I drink the rest of my beer and try not to think about it too hard.
“So, when you got your driver’s license I was like one year old?” She ventures. I nod.
“I never heard the end of how they made Rory put a booster seat in his first car so he could pick me up from daycare,” she says.
“I remember he didn’t love that,” I say. “I tried to tell him it made him look like maybe he just had a baby mama and knocked up an older broad.”
She laughs, “God, he was so embarrassed. I remember that from when I was little. He said it was disgusting, that he had to think about Mom and Dad having sex when he was a teenager because they got pregnant with me.”
“Your parents weren’t that old,” I say.
“My mom was like thirty-five when I was born. God, I miss her. My dad was probably about your age.”

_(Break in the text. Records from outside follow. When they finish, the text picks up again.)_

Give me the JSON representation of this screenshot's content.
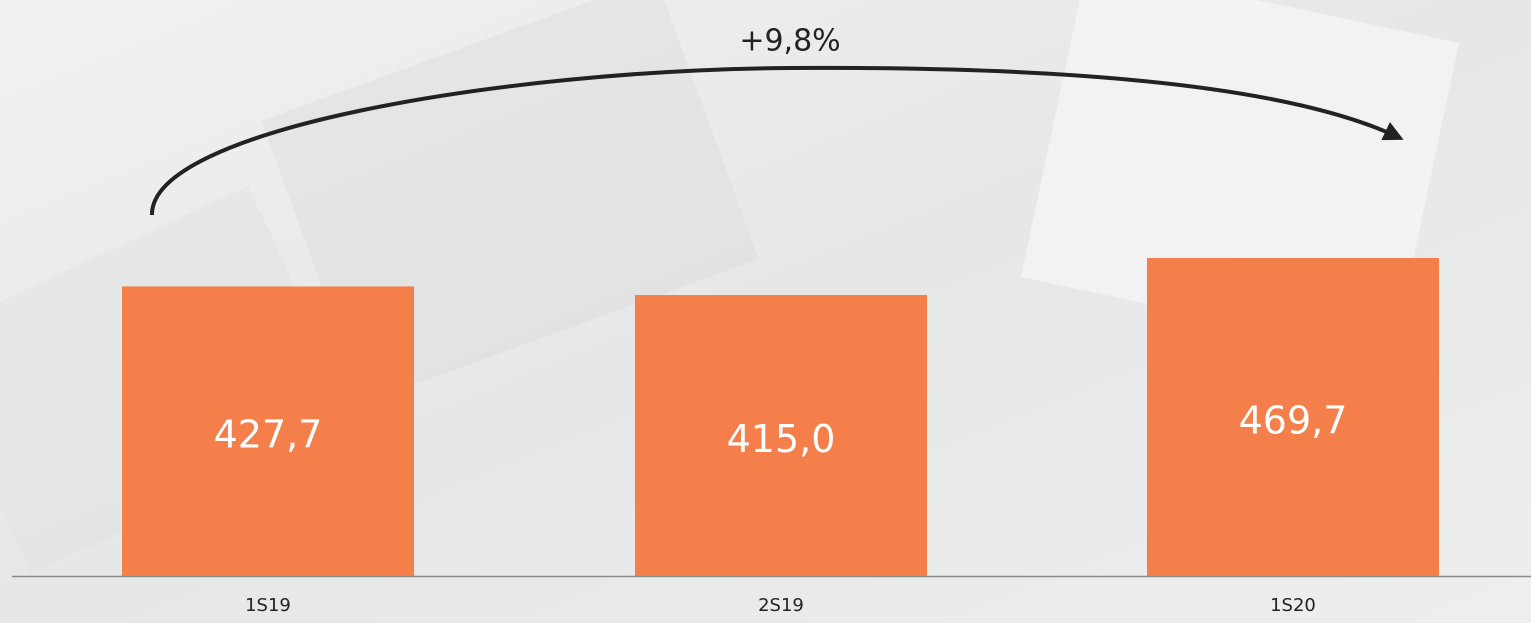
{
  "chart_data": {
    "type": "bar",
    "annotation": "+9,8%",
    "categories": [
      "1S19",
      "2S19",
      "1S20"
    ],
    "values": [
      427.7,
      415.0,
      469.7
    ],
    "value_labels": [
      "427,7",
      "415,0",
      "469,7"
    ],
    "color": "#f47f4a"
  }
}
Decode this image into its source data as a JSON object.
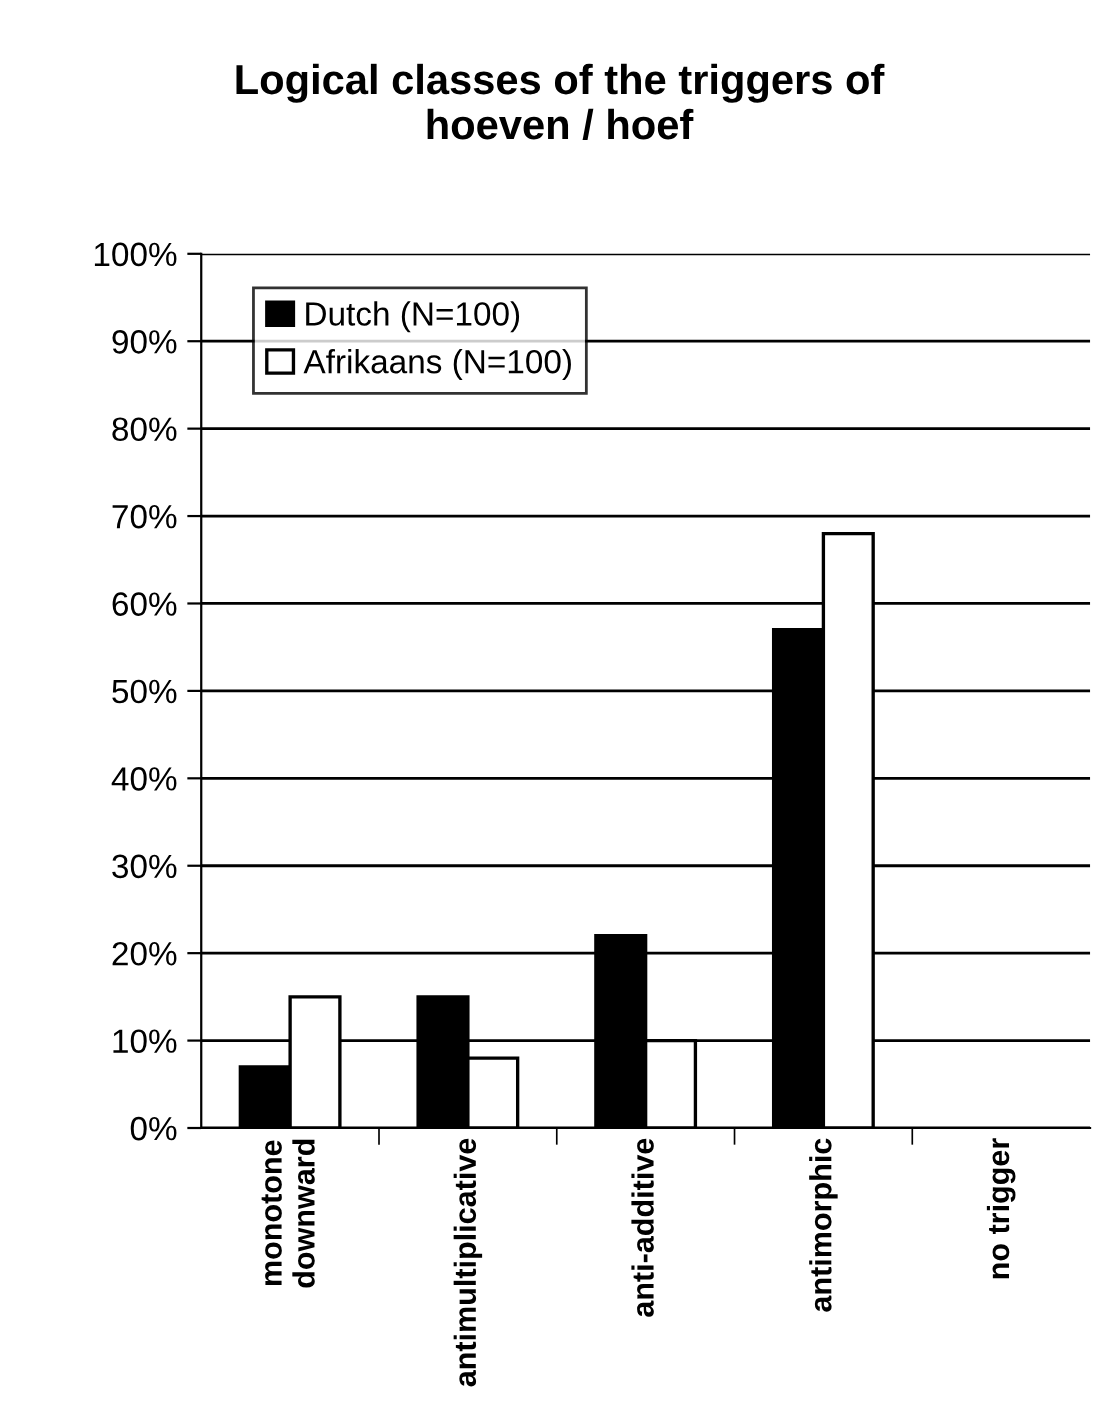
{
  "chart_data": {
    "type": "bar",
    "title": "Logical classes of the triggers of\nhoeven / hoef",
    "categories": [
      "monotone\ndownward",
      "antimultiplicative",
      "anti-additive",
      "antimorphic",
      "no trigger"
    ],
    "series": [
      {
        "name": "Dutch (N=100)",
        "color": "#000000",
        "values": [
          7,
          15,
          22,
          57,
          null
        ]
      },
      {
        "name": "Afrikaans (N=100)",
        "color": "#ffffff",
        "values": [
          15,
          8,
          10,
          68,
          null
        ]
      }
    ],
    "ylim": [
      0,
      100
    ],
    "yticks": [
      {
        "value": 0,
        "label": "0%"
      },
      {
        "value": 10,
        "label": "10%"
      },
      {
        "value": 20,
        "label": "20%"
      },
      {
        "value": 30,
        "label": "30%"
      },
      {
        "value": 40,
        "label": "40%"
      },
      {
        "value": 50,
        "label": "50%"
      },
      {
        "value": 60,
        "label": "60%"
      },
      {
        "value": 70,
        "label": "70%"
      },
      {
        "value": 80,
        "label": "80%"
      },
      {
        "value": 90,
        "label": "90%"
      },
      {
        "value": 100,
        "label": "100%"
      }
    ],
    "grid": "y",
    "legend": "top left"
  }
}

“Jesus, Katie. Could we keep my age and your dad out the same sentence?” I nearly spit out my cheese dip.
“No way. If I knew it was this much fun roasting you about your age I would have done it a long time ago,” she says visibly enjoying herself.
“You miss them a lot,” I say. She nods.
“Don’t you miss your parents?”
“I don’t remember my mom. She died in an accident when I was pretty little. And my dad worked a lot. I guess I miss Fiona. She was my nanny.”
“Did she pass away?”
“A few years before my dad, yeah,” I say. “She was great.”